L'imagerie beat de Charles Olson, avec satyres et solitaires

 

Publié dans le cadre du beau coffret « the beat generation » des éditions Derrière la salle de bains (la première édition y datant de 1999), dans une traduction de Mario Maurin, ce poème de Charles Olson me semble bien représentatif de la beauté anguleuse, acérée et hauturière de ce poète qui compte – hasards et coïncidences des lectures successives – parmi les plus appréciés du Jacques Darras de « Les îles gardent l’horizon » (2006).

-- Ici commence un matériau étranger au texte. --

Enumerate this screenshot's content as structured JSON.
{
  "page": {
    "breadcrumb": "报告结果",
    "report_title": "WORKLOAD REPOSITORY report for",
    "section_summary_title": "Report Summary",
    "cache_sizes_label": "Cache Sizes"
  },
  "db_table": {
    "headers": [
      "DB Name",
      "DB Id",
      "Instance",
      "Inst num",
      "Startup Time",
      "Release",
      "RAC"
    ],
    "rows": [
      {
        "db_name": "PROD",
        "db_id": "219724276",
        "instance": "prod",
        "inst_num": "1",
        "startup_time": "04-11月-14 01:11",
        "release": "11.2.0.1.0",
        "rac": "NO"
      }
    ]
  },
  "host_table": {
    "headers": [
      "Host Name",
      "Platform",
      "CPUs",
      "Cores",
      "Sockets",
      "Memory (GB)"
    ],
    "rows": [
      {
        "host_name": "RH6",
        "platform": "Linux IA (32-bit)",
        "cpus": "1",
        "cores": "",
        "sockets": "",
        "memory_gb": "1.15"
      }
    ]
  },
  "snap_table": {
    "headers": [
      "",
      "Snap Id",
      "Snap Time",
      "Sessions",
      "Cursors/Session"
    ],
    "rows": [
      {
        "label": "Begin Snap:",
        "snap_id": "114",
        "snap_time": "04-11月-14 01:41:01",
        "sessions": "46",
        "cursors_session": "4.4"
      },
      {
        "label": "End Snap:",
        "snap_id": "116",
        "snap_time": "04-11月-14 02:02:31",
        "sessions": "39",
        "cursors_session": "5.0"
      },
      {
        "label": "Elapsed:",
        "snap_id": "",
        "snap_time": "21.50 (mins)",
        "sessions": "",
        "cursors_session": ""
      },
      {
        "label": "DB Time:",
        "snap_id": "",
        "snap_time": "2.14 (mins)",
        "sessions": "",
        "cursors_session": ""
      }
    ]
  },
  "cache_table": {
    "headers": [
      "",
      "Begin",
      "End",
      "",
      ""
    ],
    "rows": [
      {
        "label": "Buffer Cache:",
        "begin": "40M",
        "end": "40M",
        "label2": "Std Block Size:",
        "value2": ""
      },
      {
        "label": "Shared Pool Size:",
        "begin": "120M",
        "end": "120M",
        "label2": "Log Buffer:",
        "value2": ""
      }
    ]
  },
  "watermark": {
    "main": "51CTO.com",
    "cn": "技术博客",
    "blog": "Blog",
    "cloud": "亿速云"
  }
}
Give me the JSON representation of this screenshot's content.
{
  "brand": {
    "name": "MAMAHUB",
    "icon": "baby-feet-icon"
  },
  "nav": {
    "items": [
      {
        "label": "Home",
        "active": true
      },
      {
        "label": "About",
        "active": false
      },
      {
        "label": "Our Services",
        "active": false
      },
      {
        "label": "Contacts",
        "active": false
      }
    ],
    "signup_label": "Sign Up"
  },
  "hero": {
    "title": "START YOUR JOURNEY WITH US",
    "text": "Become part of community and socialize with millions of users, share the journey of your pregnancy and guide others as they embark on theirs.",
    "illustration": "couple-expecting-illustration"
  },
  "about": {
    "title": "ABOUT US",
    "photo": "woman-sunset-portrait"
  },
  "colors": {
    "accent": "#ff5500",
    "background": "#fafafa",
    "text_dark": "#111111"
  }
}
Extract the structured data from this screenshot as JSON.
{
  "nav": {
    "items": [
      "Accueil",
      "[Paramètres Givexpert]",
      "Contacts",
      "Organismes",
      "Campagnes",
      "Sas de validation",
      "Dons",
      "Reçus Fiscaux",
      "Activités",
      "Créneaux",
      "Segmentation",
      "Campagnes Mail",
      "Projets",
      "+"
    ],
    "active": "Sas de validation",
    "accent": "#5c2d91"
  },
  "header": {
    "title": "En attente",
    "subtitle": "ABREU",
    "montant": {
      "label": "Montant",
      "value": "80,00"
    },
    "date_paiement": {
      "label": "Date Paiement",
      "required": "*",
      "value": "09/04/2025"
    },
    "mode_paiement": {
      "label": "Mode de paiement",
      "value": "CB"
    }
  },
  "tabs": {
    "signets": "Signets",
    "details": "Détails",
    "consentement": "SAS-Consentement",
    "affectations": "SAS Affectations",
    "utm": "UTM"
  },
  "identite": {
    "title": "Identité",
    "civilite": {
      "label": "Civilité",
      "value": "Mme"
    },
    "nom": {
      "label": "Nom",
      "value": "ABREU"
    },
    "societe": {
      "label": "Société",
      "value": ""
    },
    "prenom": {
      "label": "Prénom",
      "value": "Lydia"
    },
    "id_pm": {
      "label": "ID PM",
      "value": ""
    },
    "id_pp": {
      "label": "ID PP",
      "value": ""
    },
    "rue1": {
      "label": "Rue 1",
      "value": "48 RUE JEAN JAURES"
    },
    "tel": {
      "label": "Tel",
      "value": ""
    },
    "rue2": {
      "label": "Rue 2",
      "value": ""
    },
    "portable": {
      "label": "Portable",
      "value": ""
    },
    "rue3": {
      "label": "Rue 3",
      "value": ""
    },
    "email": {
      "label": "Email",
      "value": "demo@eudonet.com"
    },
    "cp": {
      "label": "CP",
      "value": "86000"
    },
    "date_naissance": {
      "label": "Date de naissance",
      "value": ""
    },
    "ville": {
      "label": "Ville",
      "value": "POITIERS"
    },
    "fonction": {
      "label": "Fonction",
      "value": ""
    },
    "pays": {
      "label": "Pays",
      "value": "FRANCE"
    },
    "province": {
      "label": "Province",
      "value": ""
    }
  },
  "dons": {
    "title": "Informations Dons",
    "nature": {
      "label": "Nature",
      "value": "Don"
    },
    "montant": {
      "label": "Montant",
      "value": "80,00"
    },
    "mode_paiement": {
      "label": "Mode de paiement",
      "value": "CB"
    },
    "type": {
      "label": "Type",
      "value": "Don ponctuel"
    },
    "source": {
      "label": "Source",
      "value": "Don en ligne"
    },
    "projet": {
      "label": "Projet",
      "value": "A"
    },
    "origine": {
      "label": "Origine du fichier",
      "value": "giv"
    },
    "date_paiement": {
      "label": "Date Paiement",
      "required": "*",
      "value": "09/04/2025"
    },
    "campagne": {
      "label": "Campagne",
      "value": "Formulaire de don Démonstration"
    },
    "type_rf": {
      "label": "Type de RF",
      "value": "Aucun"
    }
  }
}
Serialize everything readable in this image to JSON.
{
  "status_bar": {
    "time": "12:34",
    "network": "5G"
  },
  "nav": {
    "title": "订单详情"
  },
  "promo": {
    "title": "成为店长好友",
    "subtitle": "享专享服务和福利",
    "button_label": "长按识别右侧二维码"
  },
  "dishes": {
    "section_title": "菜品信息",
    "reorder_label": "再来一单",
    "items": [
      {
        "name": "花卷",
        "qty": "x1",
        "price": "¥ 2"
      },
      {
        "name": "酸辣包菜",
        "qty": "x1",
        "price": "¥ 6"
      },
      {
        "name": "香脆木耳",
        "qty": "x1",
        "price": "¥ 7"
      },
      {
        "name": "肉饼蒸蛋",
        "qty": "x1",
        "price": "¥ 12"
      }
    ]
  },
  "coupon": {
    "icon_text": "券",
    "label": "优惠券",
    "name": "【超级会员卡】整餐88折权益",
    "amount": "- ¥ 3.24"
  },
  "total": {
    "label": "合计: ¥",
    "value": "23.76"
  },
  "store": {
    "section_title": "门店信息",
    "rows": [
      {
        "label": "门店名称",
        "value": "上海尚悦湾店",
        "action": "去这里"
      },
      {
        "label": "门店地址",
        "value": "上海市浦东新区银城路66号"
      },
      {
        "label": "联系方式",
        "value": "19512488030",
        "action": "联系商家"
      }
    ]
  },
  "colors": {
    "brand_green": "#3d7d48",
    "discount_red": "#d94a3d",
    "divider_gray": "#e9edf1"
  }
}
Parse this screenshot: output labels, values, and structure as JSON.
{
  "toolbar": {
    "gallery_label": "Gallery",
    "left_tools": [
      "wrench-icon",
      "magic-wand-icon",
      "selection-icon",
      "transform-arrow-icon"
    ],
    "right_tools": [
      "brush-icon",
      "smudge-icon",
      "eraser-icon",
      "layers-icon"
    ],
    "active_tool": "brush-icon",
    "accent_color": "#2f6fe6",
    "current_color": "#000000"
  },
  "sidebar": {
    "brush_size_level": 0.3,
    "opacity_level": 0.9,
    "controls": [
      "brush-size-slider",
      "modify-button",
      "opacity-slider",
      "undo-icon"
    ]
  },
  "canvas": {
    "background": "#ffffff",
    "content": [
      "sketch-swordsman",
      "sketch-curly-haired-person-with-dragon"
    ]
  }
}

Les satyres seigneuriaux et solitaires – regardez-les arriver
sur la gauche de la plage
comme un club de motos ! Et le plus beau d’eux tous,
celui qui a une femme, au volant de cette rutilante
décapotable
Nom d’un chien, avez-vous jamais vu même au musée
une telle collection de bodhisatvas, la façon
qu’ils ont de s’arrêter, chacun d’eux
comme si c’était un gouvernail
la façon qu’ils ont de siéger dessus
et de s’arrêter dessus, leur monumentale
solidité, l’île de Pâques
qu’ils font de la plage, les Hommes à Tête rouge
ce sont les Androgynes,
les Pères derrière le père, Les Grandes Moitiés

(…)

Un groupe de motards arrivant sur une plage du Massachusetts, devenant ces « Lordly and Isolate Satyrs », permet à Charles Olson d’opérer ce mouvement tournoyant par lequel il déforme d’abord la réalité, listant subtilement ce que les arrivants ne sont pas – dans des registres d’emblée inattendus -, avant de la rendre résolument autre, et de nous renvoyer en un étrange miroir ce que nous ne sommes pas, nous-mêmes.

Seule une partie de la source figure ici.